Well, moving on then. So I've been working on textures, lately, gearing up to do some actual level design, once we have a better idea of what we're doing. I also made a light map shader that we can use for our levels. Instead of lighting the level in game, we can use that shader - come to think of it, we might need a specular version as well - to substitute for lighting. That way, we can bake all of our lighting in maya, using as many inefficient lights as we could possibly want, and whatever effects we want, and it won't effect performance at all. Part of the hurdle there was getting multiple UV sets to work. This allows us to have the advantages of both tiled textures, and unique UV coordinates. Tiling textures by extending uvs outside the 0 to 1 UV range works great for applying textures because you get way more bang for your buck, so to speak. Each pixel on a texture map can show up on as many faces as you need it to, as many times as you need it to, i.e. the size of your texture doesn't necessarily correspond to its quality. On the other hand, having a separate UV map where everything is in the 0,1 range, and nothing is stacked, means that each pixel on a UV map corresponds to at most 1 point on geometry, which is absolutely necessary for light mapping.
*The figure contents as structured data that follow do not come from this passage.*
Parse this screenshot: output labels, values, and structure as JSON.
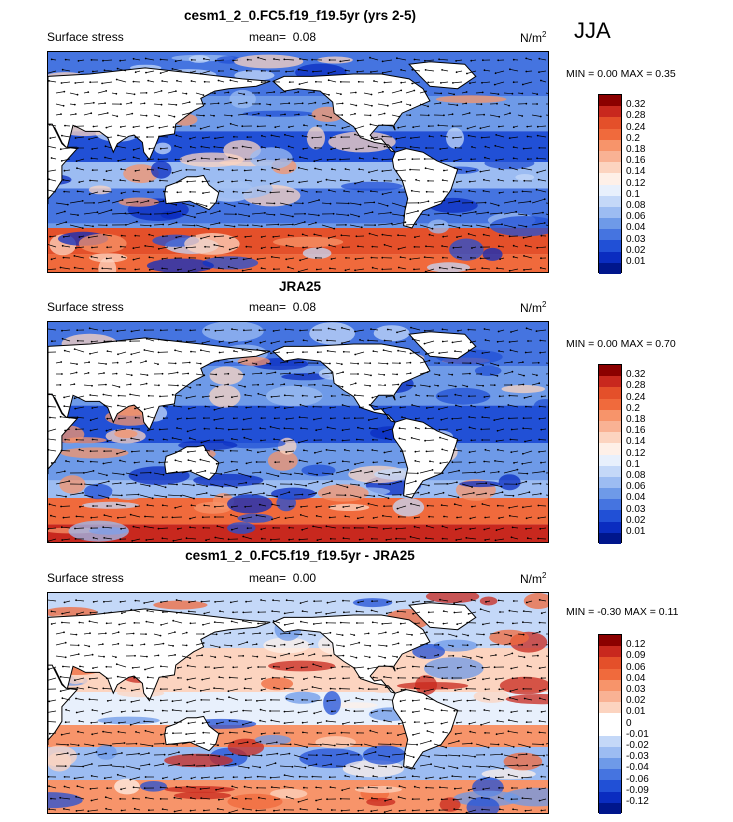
{
  "season": "JJA",
  "panels": [
    {
      "title": "cesm1_2_0.FC5.f19_f19.5yr (yrs 2-5)",
      "variable": "Surface stress",
      "mean_label": "mean=",
      "mean_value": "0.08",
      "units": "N/m",
      "units_exp": "2",
      "minmax": "MIN =  0.00 MAX =  0.35"
    },
    {
      "title": "JRA25",
      "variable": "Surface stress",
      "mean_label": "mean=",
      "mean_value": "0.08",
      "units": "N/m",
      "units_exp": "2",
      "minmax": "MIN =  0.00 MAX =  0.70"
    },
    {
      "title": "cesm1_2_0.FC5.f19_f19.5yr - JRA25",
      "variable": "Surface stress",
      "mean_label": "mean=",
      "mean_value": "0.00",
      "units": "N/m",
      "units_exp": "2",
      "minmax": "MIN = -0.30 MAX =  0.11"
    }
  ],
  "chart_data": [
    {
      "type": "heatmap",
      "title": "cesm1_2_0.FC5.f19_f19.5yr (yrs 2-5)",
      "variable": "Surface stress",
      "units": "N/m2",
      "mean": 0.08,
      "min": 0.0,
      "max": 0.35,
      "colorbar_levels": [
        0.32,
        0.28,
        0.24,
        0.2,
        0.18,
        0.16,
        0.14,
        0.12,
        0.1,
        0.08,
        0.06,
        0.04,
        0.03,
        0.02,
        0.01
      ],
      "colorbar_colors": [
        "#8b0000",
        "#c8281e",
        "#e4502a",
        "#f06a3c",
        "#f7946a",
        "#f9b294",
        "#fcd4c0",
        "#fef0e8",
        "#e8f0fc",
        "#c4d8f8",
        "#9cbcf2",
        "#6e9ae8",
        "#4574e0",
        "#2150d6",
        "#0a2cc0",
        "#00168c"
      ]
    },
    {
      "type": "heatmap",
      "title": "JRA25",
      "variable": "Surface stress",
      "units": "N/m2",
      "mean": 0.08,
      "min": 0.0,
      "max": 0.7,
      "colorbar_levels": [
        0.32,
        0.28,
        0.24,
        0.2,
        0.18,
        0.16,
        0.14,
        0.12,
        0.1,
        0.08,
        0.06,
        0.04,
        0.03,
        0.02,
        0.01
      ],
      "colorbar_colors": [
        "#8b0000",
        "#c8281e",
        "#e4502a",
        "#f06a3c",
        "#f7946a",
        "#f9b294",
        "#fcd4c0",
        "#fef0e8",
        "#e8f0fc",
        "#c4d8f8",
        "#9cbcf2",
        "#6e9ae8",
        "#4574e0",
        "#2150d6",
        "#0a2cc0",
        "#00168c"
      ]
    },
    {
      "type": "heatmap",
      "title": "cesm1_2_0.FC5.f19_f19.5yr - JRA25",
      "variable": "Surface stress",
      "units": "N/m2",
      "mean": 0.0,
      "min": -0.3,
      "max": 0.11,
      "colorbar_levels": [
        0.12,
        0.09,
        0.06,
        0.04,
        0.03,
        0.02,
        0.01,
        0,
        -0.01,
        -0.02,
        -0.03,
        -0.04,
        -0.06,
        -0.09,
        -0.12
      ],
      "colorbar_colors": [
        "#8b0000",
        "#c8281e",
        "#e4502a",
        "#f06a3c",
        "#f7946a",
        "#f9b294",
        "#fcd4c0",
        "#ffffff",
        "#ffffff",
        "#c4d8f8",
        "#9cbcf2",
        "#6e9ae8",
        "#4574e0",
        "#2150d6",
        "#0a2cc0",
        "#00168c"
      ]
    }
  ]
}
You get less density that way, but you don't need as much texture space with light maps as you do with textures. By way of example, I made this object to test with:

The model is comprised of 9 cubes. The diffuse texture is applied 4 times per face, and there's 6 faces per cube. 9*4*6 = 216. So from an efficiency stand point, 21600% of that texture is being used, compared to the lightmap, which, as you might be able to tell, is using maybe 85% of the texture space, but at the same time, that light map would not be possible with the 'more efficient' repeating UVs.
So for the rest of the weekend, I'll be making textures, and maybe some small objects like lamps, or maybe some architectural elements.